Quegli stessi plasmidi che promettevano di creare una società evoluta, egalitaria e superiore hanno decretato la fine del sogno di Ryan e la morte di migliaia di persone. All’interno di questa lucida follia, i Big Daddy e le Little Sister vengono creati in laboratorio per collezionare l’Adam – il fattore ricombinante – dai cadaveri, in modo da poter permettere al mercato dei plasmidi di prosperare indisturbato.
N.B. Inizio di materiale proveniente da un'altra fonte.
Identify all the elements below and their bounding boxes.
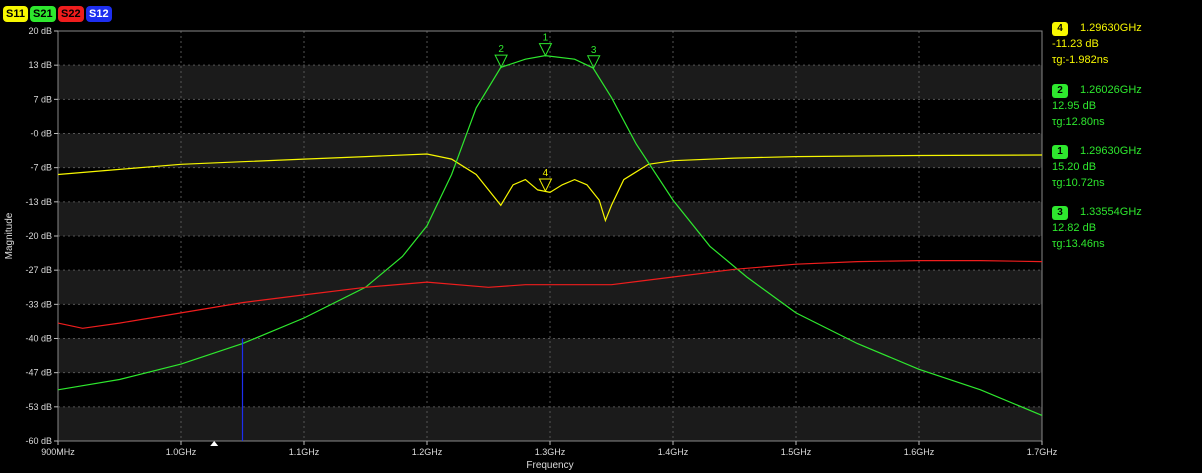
marker-3-label: 3 <box>591 45 597 56</box>
x-tick-label: 1.7GHz <box>1027 447 1058 457</box>
x-tick-label: 1.2GHz <box>412 447 443 457</box>
y-tick-label: -53 dB <box>25 402 52 412</box>
x-tick-label: 1.0GHz <box>166 447 197 457</box>
y-tick-label: 13 dB <box>28 60 52 70</box>
y-tick-label: -7 dB <box>30 163 52 173</box>
marker-2-frequency: 1.26026GHz <box>1080 84 1142 96</box>
x-tick-label: 1.3GHz <box>535 447 566 457</box>
marker-4-label: 4 <box>543 168 549 179</box>
marker-1-triangle <box>538 43 553 57</box>
y-tick-label: -13 dB <box>25 197 52 207</box>
marker-2-group-delay: τg:12.80ns <box>1052 116 1105 128</box>
x-tick-label: 900MHz <box>41 447 75 457</box>
y-tick-label: -33 dB <box>25 299 52 309</box>
marker-1-group-delay: τg:10.72ns <box>1052 177 1105 189</box>
marker-4-triangle <box>538 178 553 193</box>
y-tick-label: -20 dB <box>25 231 52 241</box>
y-tick-label: -47 dB <box>25 368 52 378</box>
marker-4-frequency: 1.29630GHz <box>1080 22 1142 34</box>
y-axis-label: Magnitude <box>4 212 15 259</box>
marker-1-value: 15.20 dB <box>1052 161 1097 173</box>
x-tick-label: 1.6GHz <box>904 447 935 457</box>
marker-3-value: 12.82 dB <box>1052 222 1097 234</box>
y-tick-label: -0 dB <box>30 129 52 139</box>
y-tick-label: -27 dB <box>25 265 52 275</box>
x-tick-label: 1.1GHz <box>289 447 320 457</box>
marker-2-badge[interactable]: 2 <box>1052 84 1068 98</box>
marker-3-badge[interactable]: 3 <box>1052 206 1068 220</box>
marker-4-value: -11.23 dB <box>1052 38 1099 50</box>
y-tick-label: -40 dB <box>25 334 52 344</box>
y-tick-label: -60 dB <box>25 436 52 446</box>
marker-3-group-delay: τg:13.46ns <box>1052 238 1105 250</box>
x-tick-label: 1.4GHz <box>658 447 689 457</box>
marker-4-badge[interactable]: 4 <box>1052 22 1068 36</box>
marker-1-badge[interactable]: 1 <box>1052 145 1068 159</box>
x-tick-label: 1.5GHz <box>781 447 812 457</box>
y-tick-label: 7 dB <box>33 94 52 104</box>
y-tick-label: 20 dB <box>28 26 52 36</box>
plot-area[interactable]: 20 dB 13 dB 7 dB -0 dB -7 dB -13 dB -20 dB -27 … <box>0 0 1202 473</box>
marker-2-value: 12.95 dB <box>1052 100 1097 112</box>
cursor-indicator-icon <box>210 441 219 446</box>
marker-4-group-delay: τg:-1.982ns <box>1052 54 1109 66</box>
x-axis-label: Frequency <box>526 460 573 471</box>
marker-2-label: 2 <box>498 44 504 55</box>
marker-1-frequency: 1.29630GHz <box>1080 145 1142 157</box>
marker-1-label: 1 <box>543 33 549 44</box>
marker-3-frequency: 1.33554GHz <box>1080 206 1142 218</box>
Dal canto nostro facciamo parte di questa infernale macchina di morte e depravazione come Big Daddy – col nome di Delta –
impegnati nel proteggere la nostra sorellina,Eleonor. Con lei condividiamo un legame indissolubile che esula il semplice amore paterno, è qualcosa che condiziona il fisico e la mente e che, se sottovalutato, può portare alla morte. Ovviamente il tutto non poteva andare avanti in eterno – e senza pathos che storia sarebbe? –, la dottoressa Lamb – scienziata co-creatrice di Big Daddy e Little Sister – ci mette nelle mani una pistola, ci chiede gentilmente di puntarcela alle tempie e di premere il grilletto: uno sparo, e tutto si fa buio.
L’oblio, la morte, le tenebre, poi una voce, è Eleonor, non ci ha lasciati, non può e non vuole farlo, vediamo una luce, una luce sempre più accecante e, in men che non si dica, siamo di nuovo vivi e vegeti, pronti ad entrare per l’ennesima volta nel nostro scomodo scafandro, trivella nella destra e plasmidi nella sinistra: Eleonor ha bisogno di noi!
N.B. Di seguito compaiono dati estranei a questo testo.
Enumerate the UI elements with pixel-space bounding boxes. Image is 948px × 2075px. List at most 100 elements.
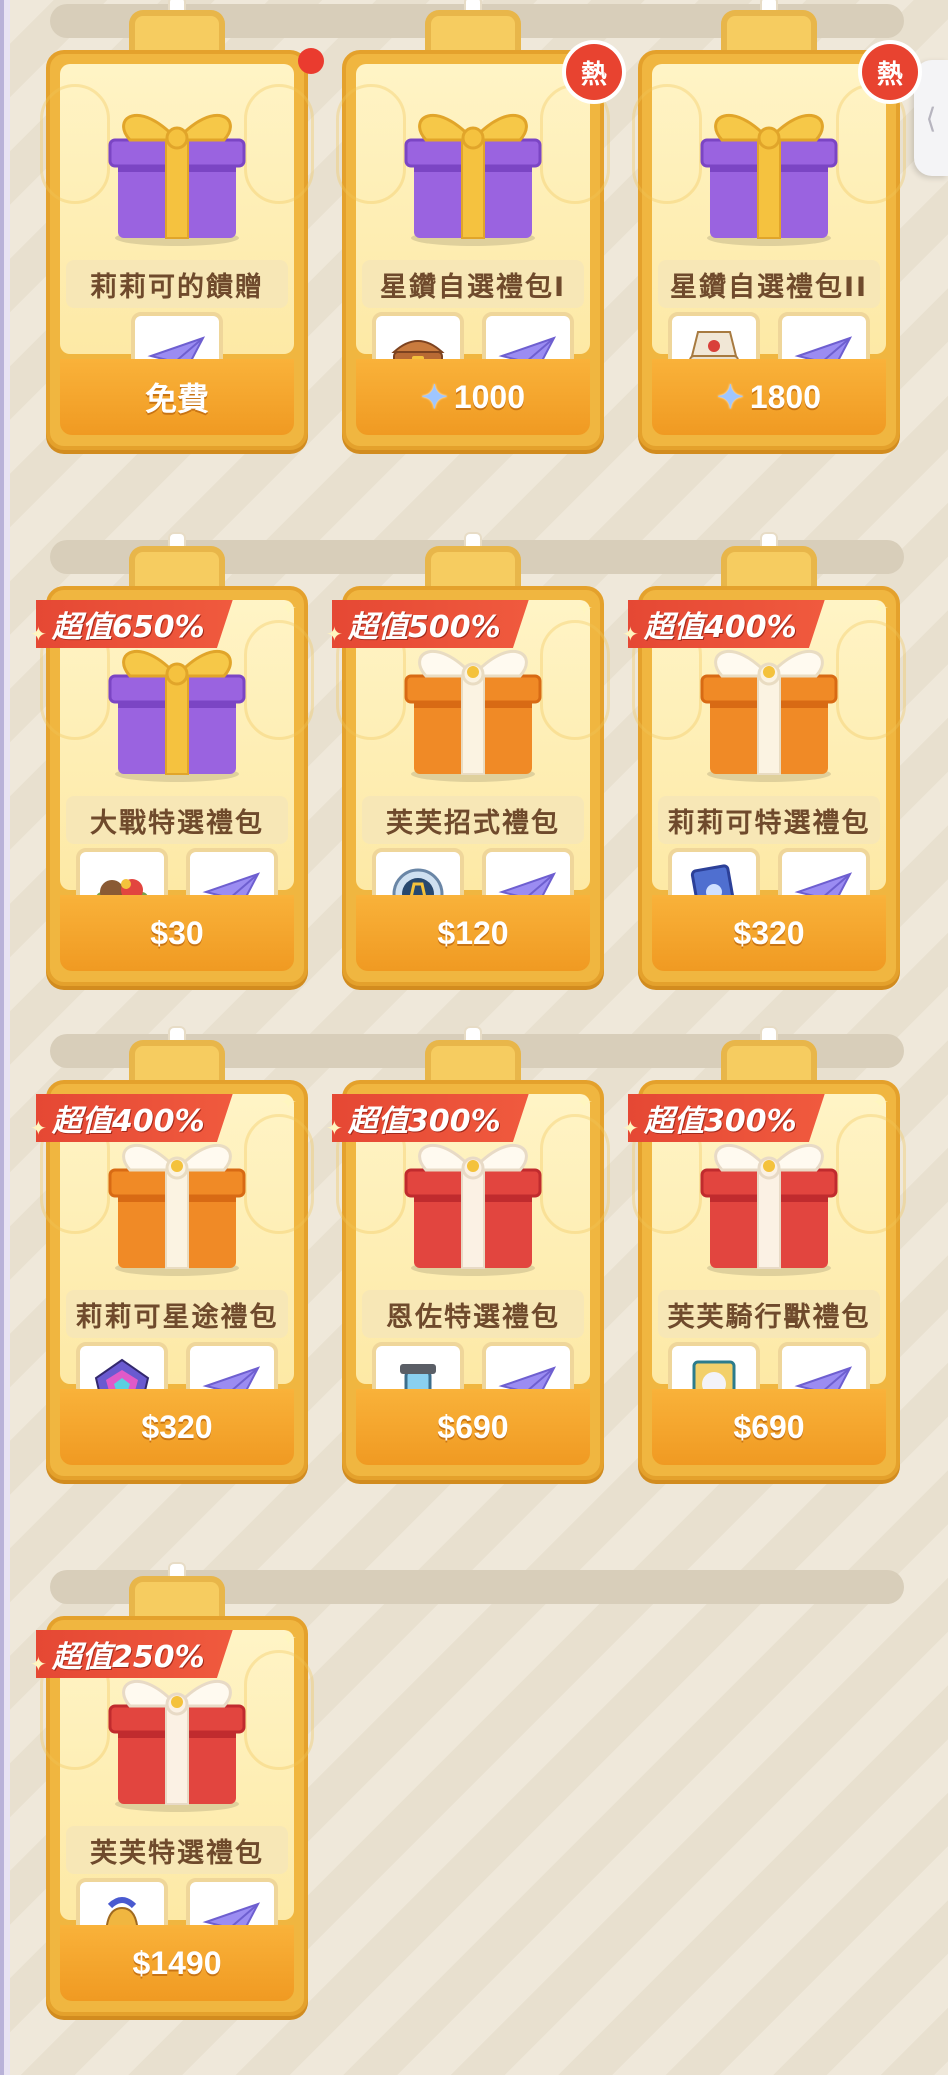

Big Daddy, Little Sister, Big Sister e … Little Daddy?!
Che dire di questo nuovo – attesissimo – capitolo del blockbuster “made in 2K”?! Qualche lode e troppe infamie, a dire la verità.
Se il primo capitolo aveva rapito milioni di giocatori per il proprio gameplay innovativo – nato dalla sinergia tra plasmidi ed armi convenzionali – ma soprattutto per la bellissima trama che spingeva il giocatore a perdere ore e ore nei meandri di Rapture, questo secondo capitolo ricalca la stessa impostazione del predecessore, mettendoci però dalla parte dei “cattivi”, cioè quella dei Big Daddy.
Sia chiaro, la distinzione non è così netta, tanto da sembra più una variazione sul tema del primo episodio piuttosto che un nuovo movimento della tenebrosa sinfonia di Rapture. Il senso di dejà vu è palpabile, accresciuto da una certa ripetitività del level design, per non parlare della continua ed incessante richiesta di scegliere tra il bene ed il male – in base al trattamento riservato alle sorelline sparse per i livelli – che dopo la quarta/quinta sorellina si trasforma in una noiosa melina per allungare la durata del gioco.
Attenzione, non voglio che pensiate che Bioshock2 sia il solito “more of the same”, anzi, è una vera e proprio nuova ramificazione della storia di Rapture che riporta al giocatore alcune vecchie conoscenze – La Tenenbaum, Fontaine e Ryan in primis –, spiegando alcune parti “taciute” del primo episodio oltre ad introdurre nuovi protagonisti e “cattivi” come le Big Sister ed aggiungendo un’ulteriore dimensione alle dinamiche di gioco del predecessore.
Purtroppo questo nuovo capitolo della saga di Rapture risente della popolarità dell’illustre predecessore, di cui cerca – con qualche scivolone – di ripercorrerne la trama e la giocabilità. Discorso a parte andrebbe fatto per l’implementazione multiplayer – a cui forse è stata dedicato un interesse maggiore da parte di 2K – ma che non essendo un particolare amante del genere non ho potuto apprezzare.
Senz’altro questa nuova avventura sarà un capitolo importante per ogni fan della serie, ma a molti sembrerà una pallida ricombinazione – tanto per rimanere in tema – delle dinamiche del predecessore: un po’ più di audacia nella trama e nelle innovazioni avrebbe potuto portare ad un degno successore, senza rimanere invischiati in un ciclo auto-celebrativo che rischia di risultare monotono già a metà del gioco.